This past week I came up with a writing prompt for Ben. The idea this time is not to replicate the way zebra finches learn to sing, but to pay homage to it. I asked Ben to think of a skill that could be taught to another person, and write instructions for that skill transfer in the second-person imperative voice (you must cut the tomatoes, turn on the fan, filter the coffee through the copper sieve). Once the base text is complete, we’d pick an arbitrary number, n, and change every nth word in the text to something new and random, much like I’ve been doing in my poem prompt. Then Ben will need to course-correct the text, but can only do so by modulating the three words that immediately precede and follow the nth words. The next iteration would be to pick a new number, x, change every xth word, and repeat the course correction. In this way, speech/words become sound analogs, and instead of error-correcting the pitch of a song the way a juvenile bird does, we’re error-correcting meaning.

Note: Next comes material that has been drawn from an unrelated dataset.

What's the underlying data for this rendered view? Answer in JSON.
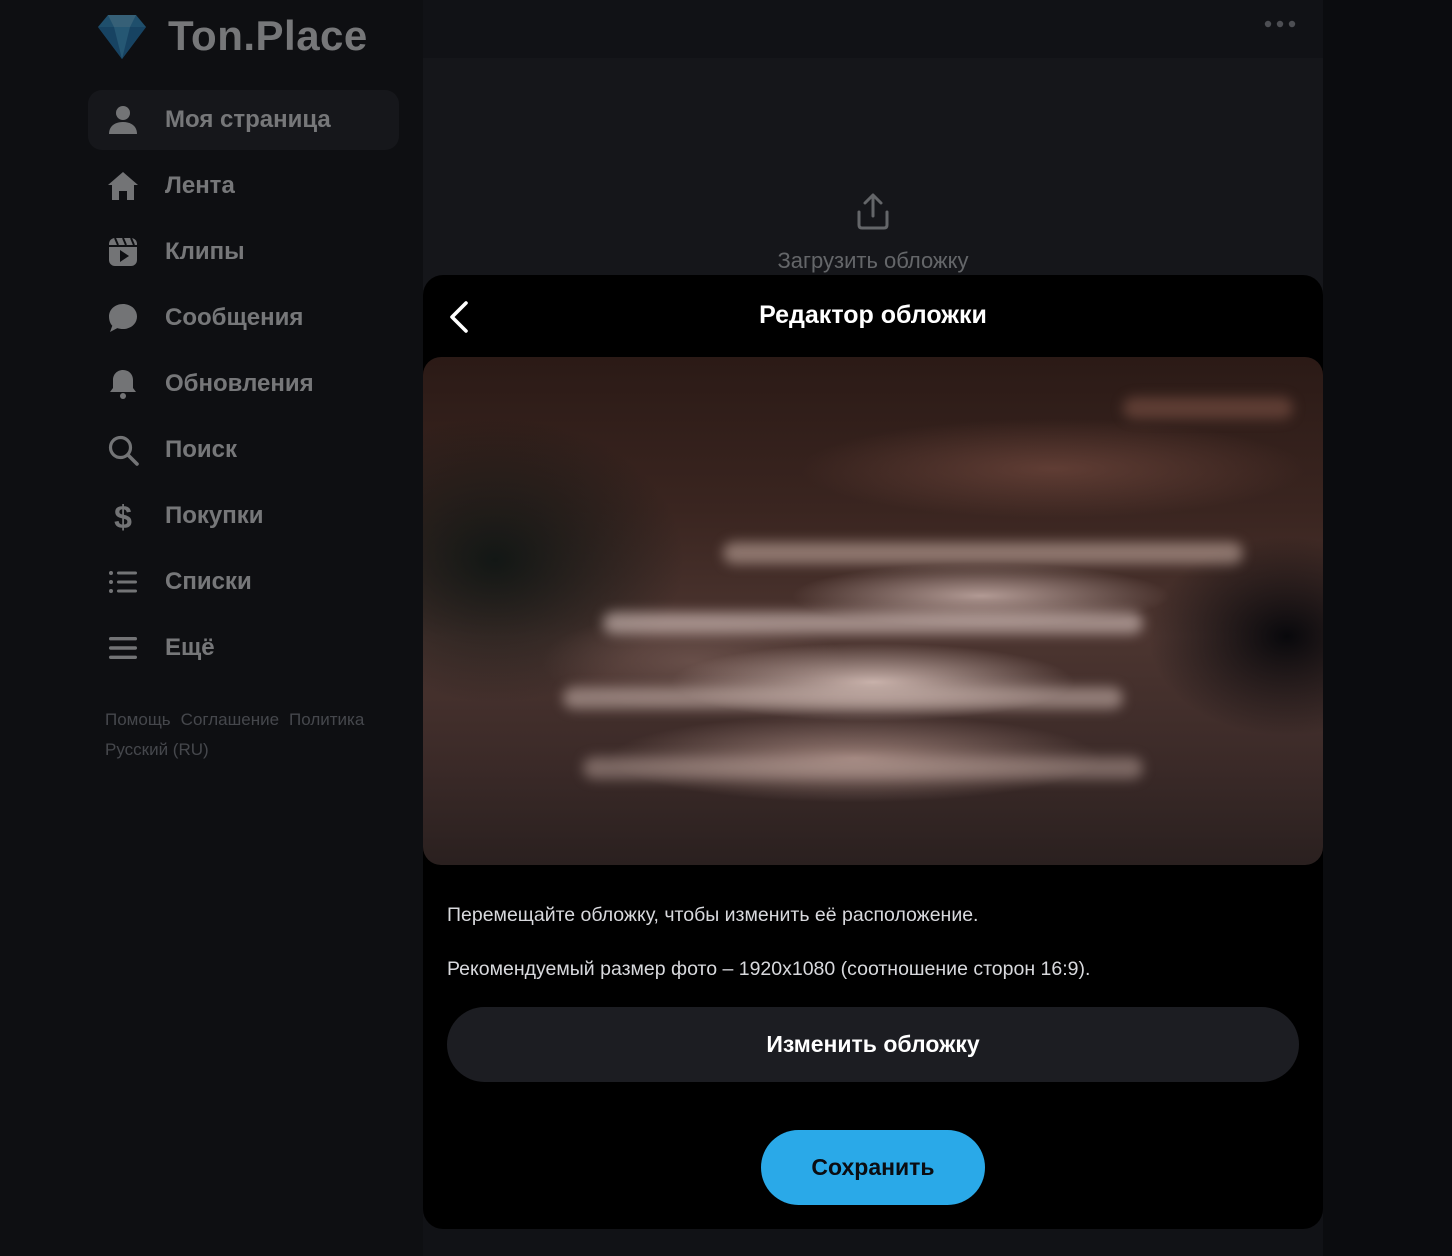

My poem iterations now seem like a machine had a hand at writing them, which is interesting since we’ve also talked about machine learning and algorithmically generated texts for this project. But to break free from rule-based writing, I started jotting down notes on memory and consciousness for another project. It’s relevant at this point to mention that I have a three-month old baby, and that I’ve been doing a lot of associative thinking about how her brain is developing. I think that every time she wakes from sleep, she’s coming to terms with her existence, which can be overwhelming to handle (if not terrifying) for a creature with poor muscle control and few life experiences. So she wakes up, begins to cry, and calms when I approach because she remembers me. I want to know what memory means for a baby, and how the adults we become are overlaid upon those early memories. I asked Ben if early memories are erased and overwritten like in computer systems, or if the physical structures of those early nerve networks “lignify” the way trees preserve the branching patterns of their past, sapling selves. It turns out neither of these metaphors works well enough to explain what might actually be going on, and so I’ve got some course-corrective notes to work with now.
The other thing we discussed was the nature of consciousness. I’ve still not wrapped my head around all this, since Ben’s given me a lot to think about regarding the lack of vocabulary or conceptual definitions that people can agree on before we decide what is or isn’t conscious. But for me this line of thought begins with open speculation on how much (or little) it takes to create a complete neural network (with input and output structures) in a petri dish. I fell into a research wormhole on brain organoids (pea-sized, self-organized, differentiated neuron bundles made from scratch out of human stem cells) and the ethics of creating and using them. More on that at a later date.